Medicaid Fraud Prosecutions Serious
First, there is the theft statute (Tex. Penal Code § 31.01) whose punishment depends upon the amount of the loss. This can mean a first degree felony with a prison term from 5 to 99 years or life imprisonment and a fine up to $10,000, if the state alleges losses of more than $200,000.00. Given the expensive costs of medical treatment and equipment, it is not unusual for prosecutions to alleged losses that surpass this benchmark and become the most serious of felonies.
Second, there is the Securing the Execution of a Document by Deception (Tex. Penal Code § 32.46) which is the intent to defraud or harm a person by deception. The punishment range for this offense is the same as theft.
Thirdly, there is the relatively new Medicaid Fraud statute (Tex. Penal Code § 35A.02) that deals with false Medicaid claims by anyone including health care providers. Again, the punishment range is same as the theft statute depending upon the loss involved.
Medicare Fraud Program Flawed
But all is not well on the Medicaid fraud prosecution front in Texas. Just last year the Houston Chronicle reported that Kyle Janek, the Executive Commissioner of the HHSC appointed a “special assistant” to audit the state’s Medicaid anti-fraud program. A spokesperson for Janek said the commissioner wanted to “make sure policies and processes are fair and effective and clearly communicated to providers.”
State lawmakers hailed the move, which came on the heels of an audit released by the state Sunset Advisory Commission which exposed serious flaws in the Medicaid anti-fraud program. This commission found that the HHSC’s handling of number of human services programs was “fragmented,” including the Medicaid program.

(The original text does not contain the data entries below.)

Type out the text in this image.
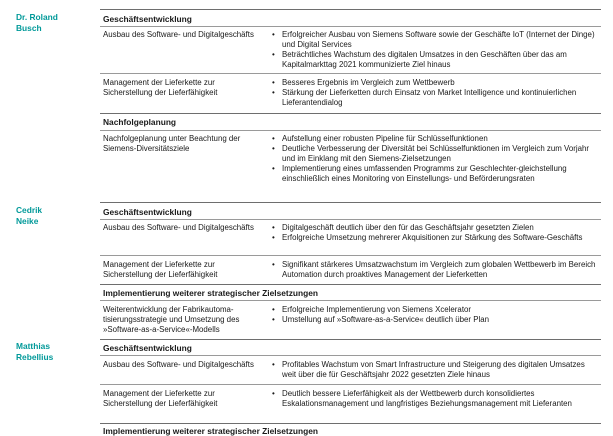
Dr. Roland
Busch
Cedrik
Neike
Matthias
Rebellius
Geschäftsentwicklung
Ausbau des Software- und Digitalgeschäfts	• Erfolgreicher Ausbau von Siemens Software sowie der Geschäfte IoT (Internet der Dinge) und Digital Services
• Beträchtliches Wachstum des digitalen Umsatzes in den Geschäften über das am Kapitalmarkttag 2021 kommunizierte Ziel hinaus
Management der Lieferkette zur Sicherstellung der Lieferfähigkeit
• Besseres Ergebnis im Vergleich zum Wettbewerb
• Stärkung der Lieferketten durch Einsatz von Market Intelligence und kontinuierlichen Lieferantendialog
Nachfolgeplanung
Nachfolgeplanung unter Beachtung der Siemens-Diversitätsziele
• Aufstellung einer robusten Pipeline für Schlüsselfunktionen
• Deutliche Verbesserung der Diversität bei Schlüsselfunktionen im Vergleich zum Vorjahr und im Einklang mit den Siemens-Zielsetzungen
• Implementierung eines umfassenden Programms zur Geschlechter-gleichstellung einschließlich eines Monitoring von Einstellungs- und Beförderungsraten
Geschäftsentwicklung
Ausbau des Software- und Digitalgeschäfts	• Digitalgeschäft deutlich über den für das Geschäftsjahr gesetzten Zielen
• Erfolgreiche Umsetzung mehrerer Akquisitionen zur Stärkung des Software-Geschäfts
Management der Lieferkette zur Sicherstellung der Lieferfähigkeit
• Signifikant stärkeres Umsatzwachstum im Vergleich zum globalen Wettbewerb im Bereich Automation durch proaktives Management der Lieferketten
Implementierung weiterer strategischer Zielsetzungen
Weiterentwicklung der Fabrikautoma-tisierungsstrategie und Umsetzung des »Software-as-a-Service«-Modells
• Erfolgreiche Implementierung von Siemens Xcelerator
• Umstellung auf »Software-as-a-Service« deutlich über Plan
Geschäftsentwicklung
Ausbau des Software- und Digitalgeschäfts	• Profitables Wachstum von Smart Infrastructure und Steigerung des digitalen Umsatzes weit über die für Geschäftsjahr 2022 gesetzten Ziele hinaus
Management der Lieferkette zur Sicherstellung der Lieferfähigkeit
• Deutlich bessere Lieferfähigkeit als der Wettbewerb durch konsolidiertes Eskalationsmanagement und langfristiges Beziehungsmanagement mit Lieferanten
Implementierung weiterer strategischer Zielsetzungen
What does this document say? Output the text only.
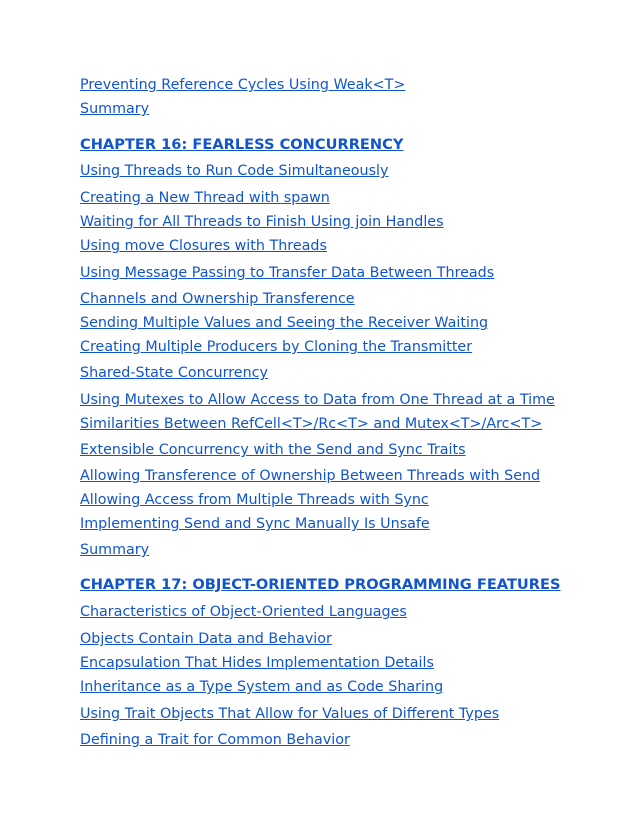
Preventing Reference Cycles Using Weak<T>
Summary
CHAPTER 16: FEARLESS CONCURRENCY
Using Threads to Run Code Simultaneously
Creating a New Thread with spawn
Waiting for All Threads to Finish Using join Handles
Using move Closures with Threads
Using Message Passing to Transfer Data Between Threads
Channels and Ownership Transference
Sending Multiple Values and Seeing the Receiver Waiting
Creating Multiple Producers by Cloning the Transmitter
Shared-State Concurrency
Using Mutexes to Allow Access to Data from One Thread at a Time
Similarities Between RefCell<T>/Rc<T> and Mutex<T>/Arc<T>
Extensible Concurrency with the Send and Sync Traits
Allowing Transference of Ownership Between Threads with Send
Allowing Access from Multiple Threads with Sync
Implementing Send and Sync Manually Is Unsafe
Summary
CHAPTER 17: OBJECT-ORIENTED PROGRAMMING FEATURES
Characteristics of Object-Oriented Languages
Objects Contain Data and Behavior
Encapsulation That Hides Implementation Details
Inheritance as a Type System and as Code Sharing
Using Trait Objects That Allow for Values of Different Types
Defining a Trait for Common Behavior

Some lawmakers have become increasingly critical of the HHSC’s slow pace in conducting its fraud investigations, some of which take up to three years. These state officials said, as the Chronicle reported, that between 2007 and 2012 some $823 million was spent on medically unnecessary procedures in the Medicaid program.

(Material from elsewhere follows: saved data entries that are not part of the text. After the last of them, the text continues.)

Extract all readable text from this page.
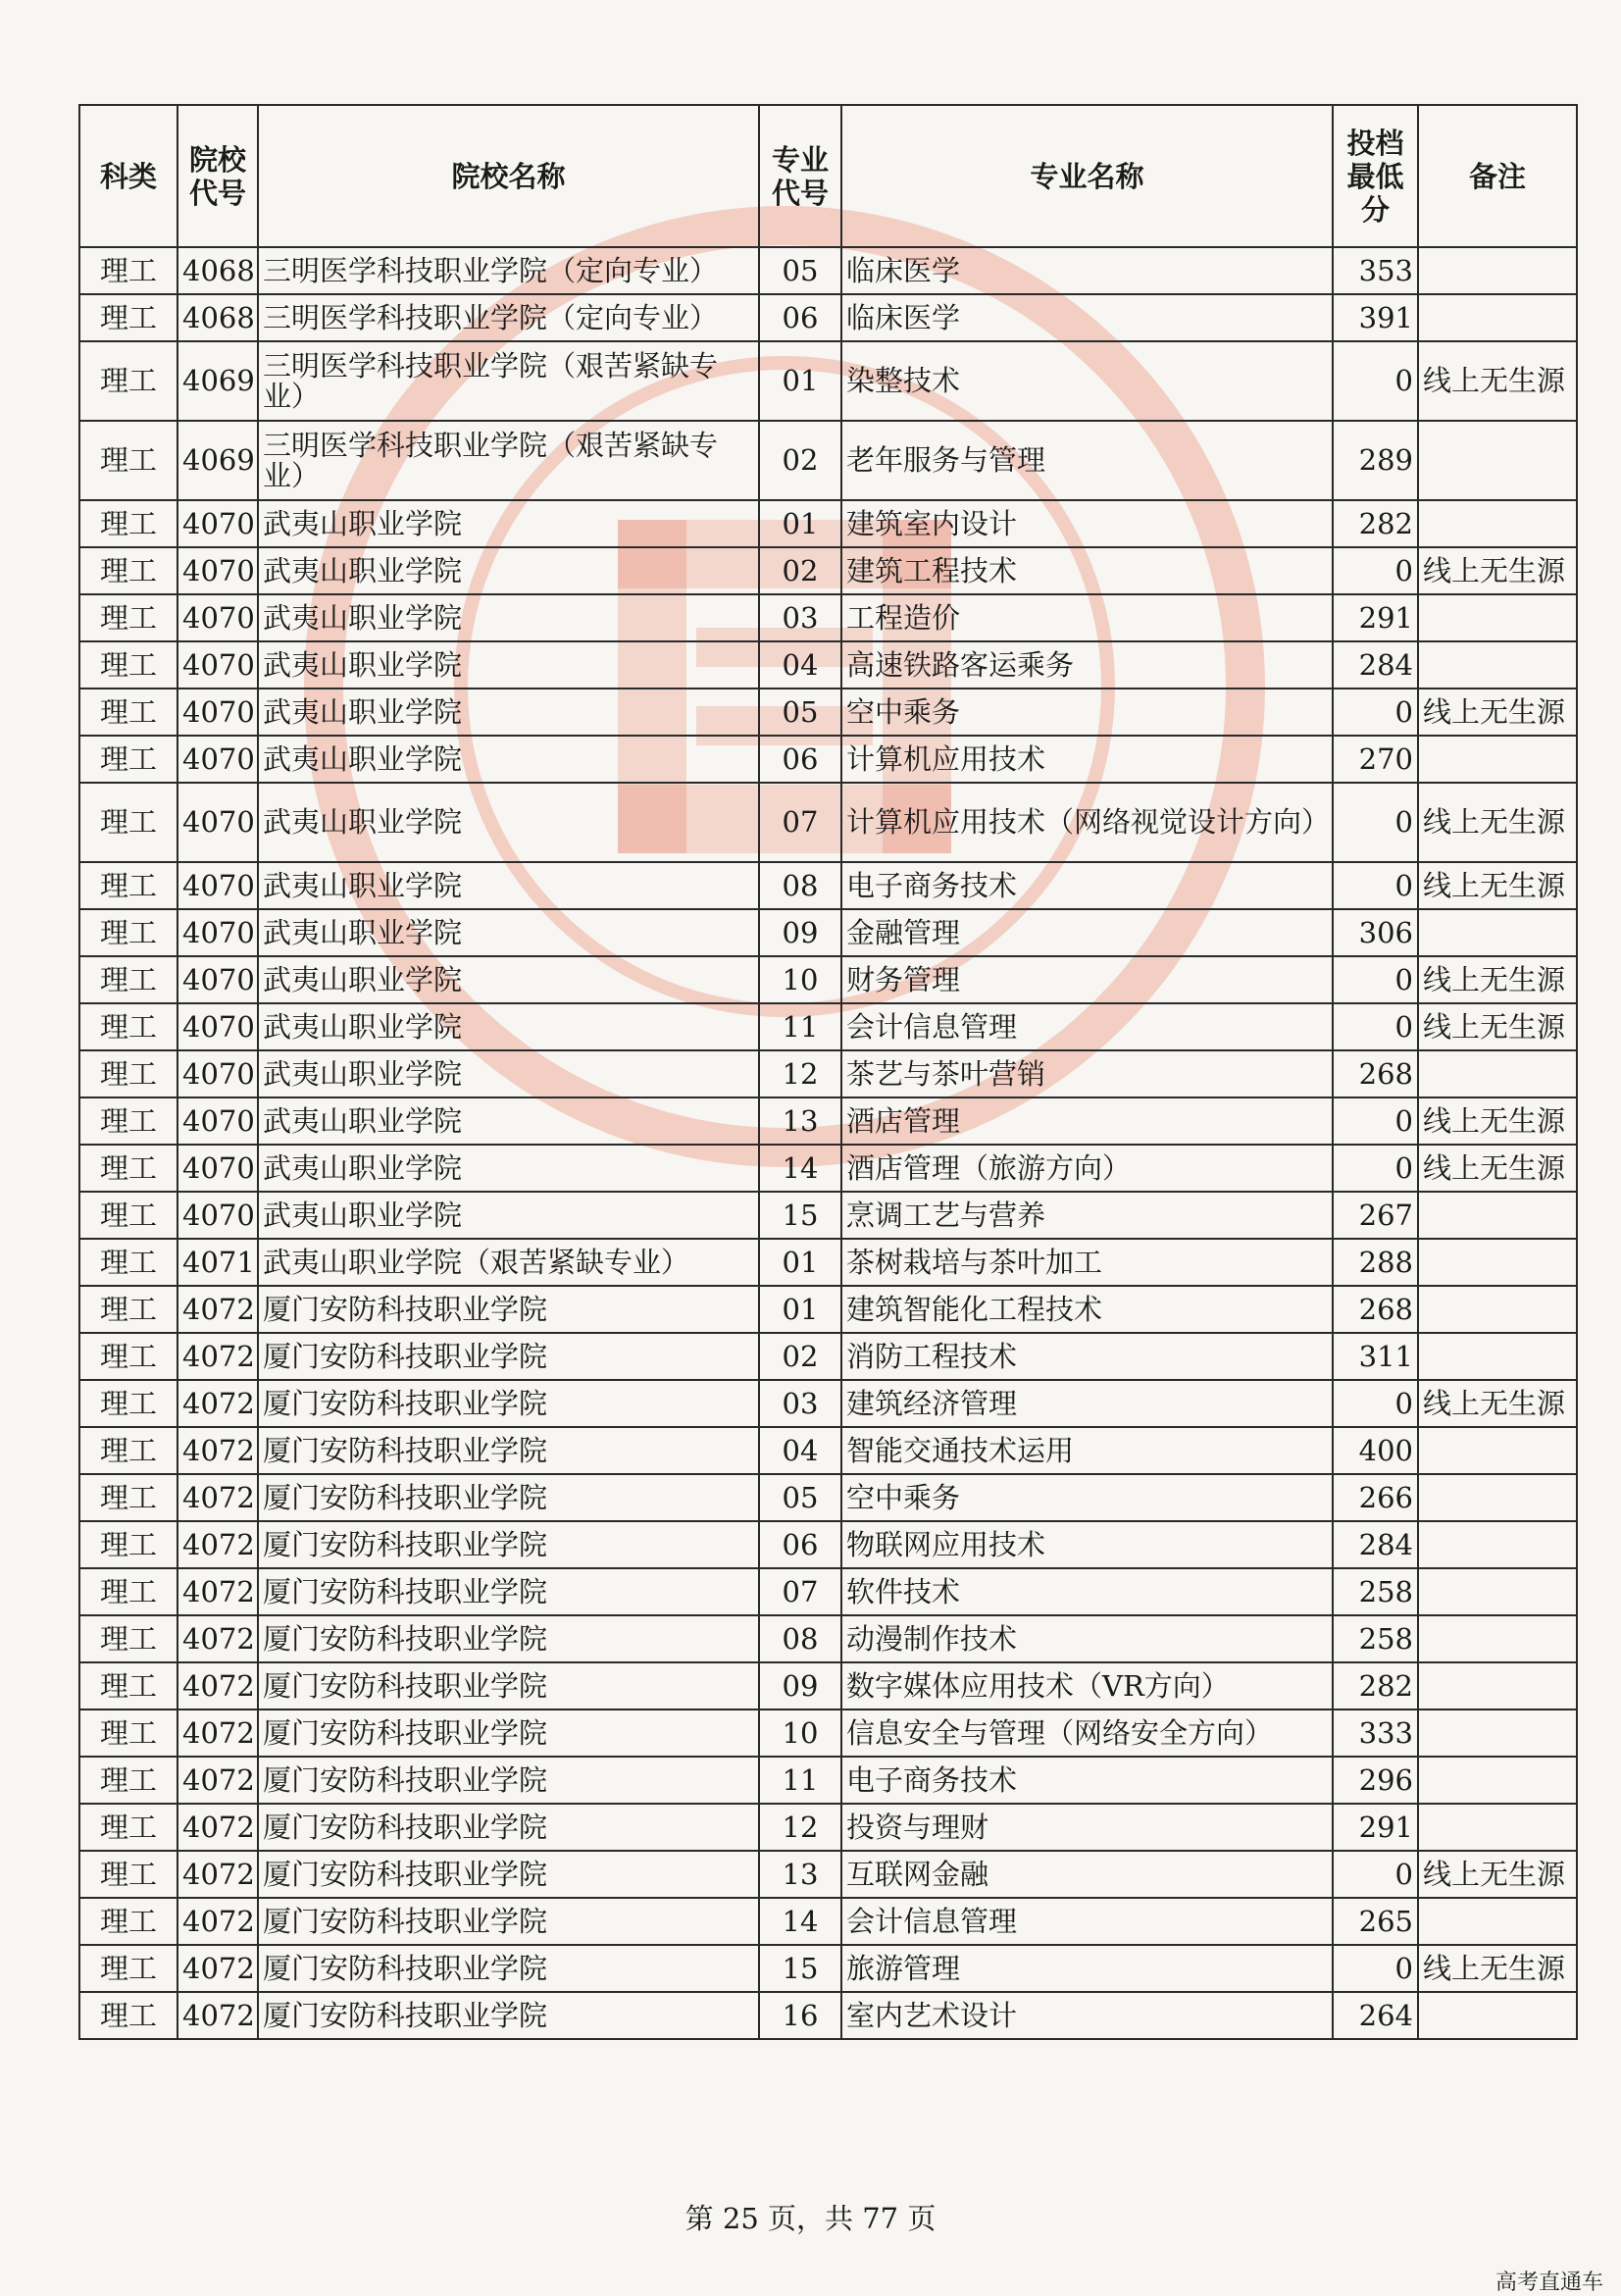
科类	院校代号	院校名称	专业代号	专业名称	投档最低分	备注
理工	4068	三明医学科技职业学院（定向专业）	05	临床医学	353	
理工	4068	三明医学科技职业学院（定向专业）	06	临床医学	391	
理工	4069	三明医学科技职业学院（艰苦紧缺专业）	01	染整技术	0	线上无生源
理工	4069	三明医学科技职业学院（艰苦紧缺专业）	02	老年服务与管理	289	
理工	4070	武夷山职业学院	01	建筑室内设计	282	
理工	4070	武夷山职业学院	02	建筑工程技术	0	线上无生源
理工	4070	武夷山职业学院	03	工程造价	291	
理工	4070	武夷山职业学院	04	高速铁路客运乘务	284	
理工	4070	武夷山职业学院	05	空中乘务	0	线上无生源
理工	4070	武夷山职业学院	06	计算机应用技术	270	
理工	4070	武夷山职业学院	07	计算机应用技术（网络视觉设计方向）	0	线上无生源
理工	4070	武夷山职业学院	08	电子商务技术	0	线上无生源
理工	4070	武夷山职业学院	09	金融管理	306	
理工	4070	武夷山职业学院	10	财务管理	0	线上无生源
理工	4070	武夷山职业学院	11	会计信息管理	0	线上无生源
理工	4070	武夷山职业学院	12	茶艺与茶叶营销	268	
理工	4070	武夷山职业学院	13	酒店管理	0	线上无生源
理工	4070	武夷山职业学院	14	酒店管理（旅游方向）	0	线上无生源
理工	4070	武夷山职业学院	15	烹调工艺与营养	267	
理工	4071	武夷山职业学院（艰苦紧缺专业）	01	茶树栽培与茶叶加工	288	
理工	4072	厦门安防科技职业学院	01	建筑智能化工程技术	268	
理工	4072	厦门安防科技职业学院	02	消防工程技术	311	
理工	4072	厦门安防科技职业学院	03	建筑经济管理	0	线上无生源
理工	4072	厦门安防科技职业学院	04	智能交通技术运用	400	
理工	4072	厦门安防科技职业学院	05	空中乘务	266	
理工	4072	厦门安防科技职业学院	06	物联网应用技术	284	
理工	4072	厦门安防科技职业学院	07	软件技术	258	
理工	4072	厦门安防科技职业学院	08	动漫制作技术	258	
理工	4072	厦门安防科技职业学院	09	数字媒体应用技术（VR方向）	282	
理工	4072	厦门安防科技职业学院	10	信息安全与管理（网络安全方向）	333	
理工	4072	厦门安防科技职业学院	11	电子商务技术	296	
理工	4072	厦门安防科技职业学院	12	投资与理财	291	
理工	4072	厦门安防科技职业学院	13	互联网金融	0	线上无生源
理工	4072	厦门安防科技职业学院	14	会计信息管理	265	
理工	4072	厦门安防科技职业学院	15	旅游管理	0	线上无生源
理工	4072	厦门安防科技职业学院	16	室内艺术设计	264	
第 25 页，共 77 页
高考直通车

Honest Mistakes Are Not Fraud
We embrace badly needed reforms in the state’s Medicaid anti-fraud program, but not as an encouragement for the Attorney General’s office and state prosecutors to gin up a witch hunt fraud cases. We agree with other criminal defense attorneys who say the current system is “abusive,” but we’re also concerned that honest mistakes and reasonable disagreements between providers and the program will become “fraud.”
At the federal level, we have witnessed too many Medicare and Medicaid fraud cases that were nothing more than civil disputes prosecuted as crimes, ruining the lives of many health care professionals. We don’t want to see reform turned into a prosecution crusade in this state.